Faced with the onset of inflation, the conventional response of central banks has been to raise interest rates. By doing so, investment and consumption are discouraged, despite the economic recovery. Direct investment is the one that is suffering the most, since market conditions are highly fluctuating and there is no economic certainty for companies; coupled with the high cost of credit. The foregoing represents greater obstacles so that the offer can be leveled with the objective of satisfying the demands of the market, thus exacerbating inflationary pressures.

Central banks have also acted in the same way with the monetary base during this time of inflationary pressures. One of the main functions of money is to be a medium of exchange, therefore, central banks must put enough money in circulation to ensure that all goods and services produced within an economy can be marketed. In other words, the value of the gross domestic product must be supported by the monetary base. This relationship between the real economy and money is often very little analyzed and much less understood.

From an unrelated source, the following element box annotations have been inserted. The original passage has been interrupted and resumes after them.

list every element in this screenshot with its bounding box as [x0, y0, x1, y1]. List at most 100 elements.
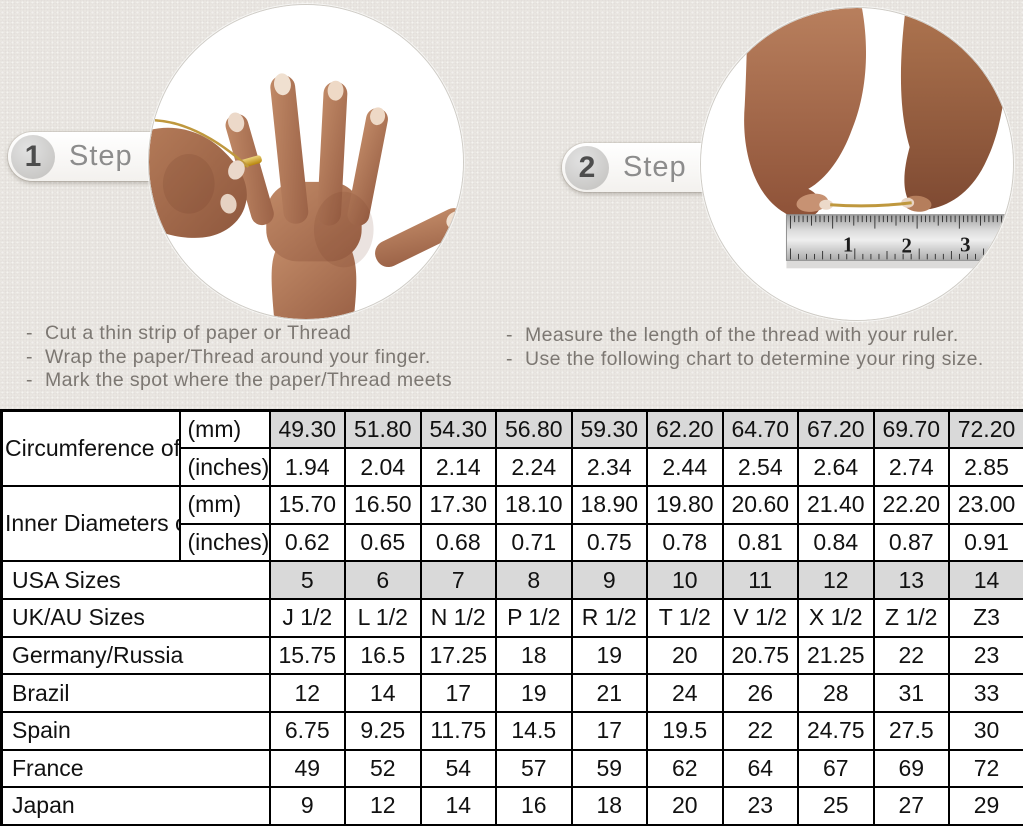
row-group-label: Inner Diameters of Rings: [0, 484, 181, 563]
size-cell: 62.20: [646, 409, 724, 450]
size-cell: 20: [646, 786, 724, 826]
step-1-photo: [148, 4, 464, 320]
table-row: Spain 6.75 9.25 11.75 14.5 17 19.5 22 24.75 27.5 3…: [0, 711, 1023, 751]
table-row: Germany/Russia 15.75 16.5 17.25 18 19 20 20.75 2…: [0, 635, 1023, 676]
size-cell: 16.5: [344, 635, 422, 676]
bullet-dash: -: [506, 324, 513, 346]
size-cell: 14: [948, 560, 1023, 600]
table-row: (inches) 1.94 2.04 2.14 2.24 2.34 2.44 2.54 2.64…: [2, 447, 1023, 487]
size-cell: 23: [948, 635, 1023, 676]
size-cell: 49: [268, 748, 346, 789]
size-cell: 22: [721, 711, 799, 751]
step-2-label: Step: [623, 151, 687, 183]
instruction-item: - Measure the length of the thread with y…: [506, 324, 1018, 348]
size-cell: 20: [646, 635, 724, 676]
size-cell: 6: [344, 560, 422, 600]
size-cell: 19.80: [646, 484, 724, 525]
size-cell: 22.20: [872, 484, 950, 525]
step-1-number: 1: [11, 134, 55, 179]
size-cell: 17: [419, 673, 497, 713]
step-2-number: 2: [565, 145, 609, 190]
ruler-measure-illustration: 1 2 3: [701, 8, 1013, 320]
table-row: Japan 9 12 14 16 18 20 23 25 27 29: [0, 786, 1023, 826]
size-cell: 11: [721, 560, 799, 600]
instruction-text: Cut a thin strip of paper or Thread: [45, 322, 352, 344]
size-cell: 56.80: [495, 409, 573, 450]
size-cell: Z3: [948, 597, 1023, 638]
size-cell: 57: [495, 748, 573, 789]
size-cell: 0.75: [570, 522, 648, 563]
size-cell: 72.20: [948, 409, 1023, 450]
size-cell: 59.30: [570, 409, 648, 450]
size-cell: 28: [797, 673, 875, 713]
instruction-text: Wrap the paper/Thread around your finger…: [45, 345, 431, 368]
table-row: Inner Diameters of Rings(mm)15.7016.5017…: [0, 484, 1023, 563]
row-label: Japan: [0, 786, 271, 826]
size-cell: 59: [570, 748, 648, 789]
size-cell: 2.64: [797, 447, 875, 487]
size-cell: 64: [721, 748, 799, 789]
size-cell: 26: [721, 673, 799, 713]
size-cell: 0.87: [872, 522, 950, 563]
ring-size-table: Circumference of Your Finger(mm)49.3051.…: [0, 409, 1023, 826]
row-label: France: [0, 748, 271, 789]
size-cell: 52: [344, 748, 422, 789]
size-cell: 18.90: [570, 484, 648, 525]
bullet-dash: -: [26, 322, 33, 344]
instruction-text: Mark the spot where the paper/Thread mee…: [45, 369, 452, 391]
table-row: (inches) 0.62 0.65 0.68 0.71 0.75 0.78 0.81 0.84…: [2, 522, 1023, 563]
size-cell: 0.81: [721, 522, 799, 563]
size-cell: 23: [721, 786, 799, 826]
unit-label: (mm): [178, 484, 271, 525]
hand-with-thread-illustration: [149, 5, 463, 319]
table-row: Circumference of Your Finger(mm)49.3051.…: [0, 409, 1023, 487]
size-cell: 17.30: [419, 484, 497, 525]
size-cell: 25: [797, 786, 875, 826]
table-row: UK/AU Sizes J 1/2 L 1/2 N 1/2 P 1/2 R 1/2 T 1/…: [0, 597, 1023, 638]
step-2-instructions: - Measure the length of the thread with y…: [506, 324, 1018, 371]
size-cell: 19: [495, 673, 573, 713]
size-cell: 72: [948, 748, 1023, 789]
size-cell: 5: [268, 560, 346, 600]
thread: [830, 201, 912, 208]
instruction-text: Measure the length of the thread with yo…: [525, 324, 959, 346]
step-2-photo: 1 2 3: [700, 7, 1014, 321]
size-cell: 15.70: [268, 484, 346, 525]
step-1-instructions: - Cut a thin strip of paper or Thread - Wra…: [26, 322, 496, 393]
size-cell: 0.65: [344, 522, 422, 563]
size-cell: 0.62: [268, 522, 346, 563]
size-cell: 21: [570, 673, 648, 713]
instruction-item: - Use the following chart to determine yo…: [506, 348, 1018, 372]
size-cell: 29: [948, 786, 1023, 826]
size-cell: 2.85: [948, 447, 1023, 487]
size-cell: 31: [872, 673, 950, 713]
instruction-item: - Wrap the paper/Thread around your finge…: [26, 346, 496, 370]
size-cell: R 1/2: [570, 597, 648, 638]
size-cell: P 1/2: [495, 597, 573, 638]
size-cell: 24: [646, 673, 724, 713]
size-cell: 6.75: [268, 711, 346, 751]
instruction-text: Use the following chart to determine you…: [525, 347, 984, 370]
size-cell: 9: [268, 786, 346, 826]
size-cell: 20.60: [721, 484, 799, 525]
size-cell: 69.70: [872, 409, 950, 450]
size-cell: 51.80: [344, 409, 422, 450]
size-cell: 24.75: [797, 711, 875, 751]
unit-label: (inches): [178, 447, 271, 487]
size-cell: 2.54: [721, 447, 799, 487]
size-cell: X 1/2: [797, 597, 875, 638]
row-label: USA Sizes: [0, 560, 271, 600]
size-cell: 18: [495, 635, 573, 676]
ruler-cm-ticks: [789, 215, 1011, 229]
size-cell: 14: [344, 673, 422, 713]
size-cell: 2.14: [419, 447, 497, 487]
size-cell: 49.30: [268, 409, 346, 450]
size-cell: 21.40: [797, 484, 875, 525]
how-to-measure-section: 1 Step: [0, 0, 1023, 409]
size-cell: 2.04: [344, 447, 422, 487]
size-cell: 1.94: [268, 447, 346, 487]
size-cell: 2.44: [646, 447, 724, 487]
size-cell: 0.91: [948, 522, 1023, 563]
size-cell: 0.84: [797, 522, 875, 563]
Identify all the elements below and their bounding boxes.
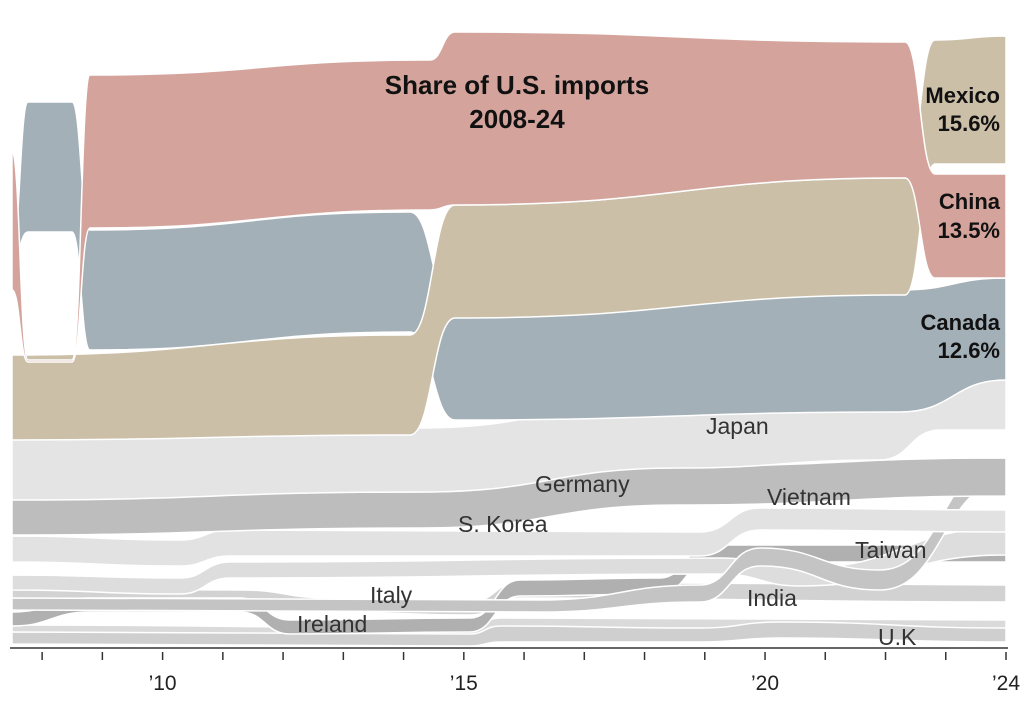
label-japan: Japan (706, 413, 769, 439)
stream-china (11, 31, 1007, 363)
label-germany: Germany (535, 471, 630, 497)
label-skorea: S. Korea (458, 511, 548, 537)
stream-mexico (11, 35, 1007, 441)
x-tick-label: ’10 (149, 672, 177, 695)
streams-layer (11, 31, 1007, 647)
x-axis-ticks: ’10 ’15 ’20 ’24 (41, 652, 1020, 695)
label-mexico-share: 15.6% (938, 111, 1000, 136)
label-ireland: Ireland (297, 611, 367, 637)
label-uk: U.K (878, 624, 917, 650)
x-tick-label: ’15 (450, 672, 478, 695)
stream-taiwan (11, 527, 1007, 595)
label-china: China (939, 189, 1001, 214)
label-china-share: 13.5% (938, 218, 1000, 243)
x-tick-label: ’20 (751, 672, 779, 695)
stream-ireland (11, 544, 1007, 635)
label-italy: Italy (370, 582, 413, 608)
label-canada-share: 12.6% (938, 338, 1000, 363)
label-vietnam: Vietnam (767, 484, 851, 510)
label-mexico: Mexico (925, 83, 1000, 108)
label-taiwan: Taiwan (855, 537, 927, 563)
stream-india (11, 621, 1007, 647)
label-canada: Canada (921, 310, 1001, 335)
label-india: India (747, 585, 797, 611)
chart-title-line1: Share of U.S. imports (385, 70, 649, 100)
chart-title-line2: 2008-24 (469, 104, 565, 134)
x-tick-label: ’24 (992, 672, 1020, 695)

For an economy to grow in economic terms, it means that there is a greater physical quantity of goods and services produced per unit of time, especially with constant inflation or growing at a slower pace than the rate of economic growth. When an economy grows and its inflation rate is controlled, then the amount of money required to be able to market goods and services will increase in parallel and at the same rate as the growth rate, without generating greater inflationary pressures. The latter because income is growing.

But what happens when there is false growth? That is, when it is the prices that are growing and not the physical quantity of goods and services produced domestically. Under these conditions, the amount of money needed to market the product must also grow because it is essential to facilitate transactions. Since the number of goods and services produced is not growing, then neither is national income. Which implies that inflation is being supported only by the monetary base.

When a central bank increases the amount of money in circulation, it generates an increase in the speed of money, in such a way that economic agents perceive a false increase in their purchasing power; this drives them to increase their demand. Therefore, inflationary pressures rise even more. As the objective of any central bank is to maintain the stability of the payment system, when there are expectations of inflation, the monetary base will immediately tend to rise. However, such an increase in money actually makes the expectation of inflation true. In other words, it is the central banks that continue to feed back the pre-existing inflationary pressures by increasing the monetary base. In Mexico, from June 2019 to February 2022, the monetary base grew 24% according to figures from Banxico. This positive trend in the quantity of money is also present in economies such as the United States, Canada and the European Union, which is exacerbating the levels of inflation in these countries.

*The author is Research Secretary of the Faculty of Economic and Business Sciences of the Universidad Panamericana.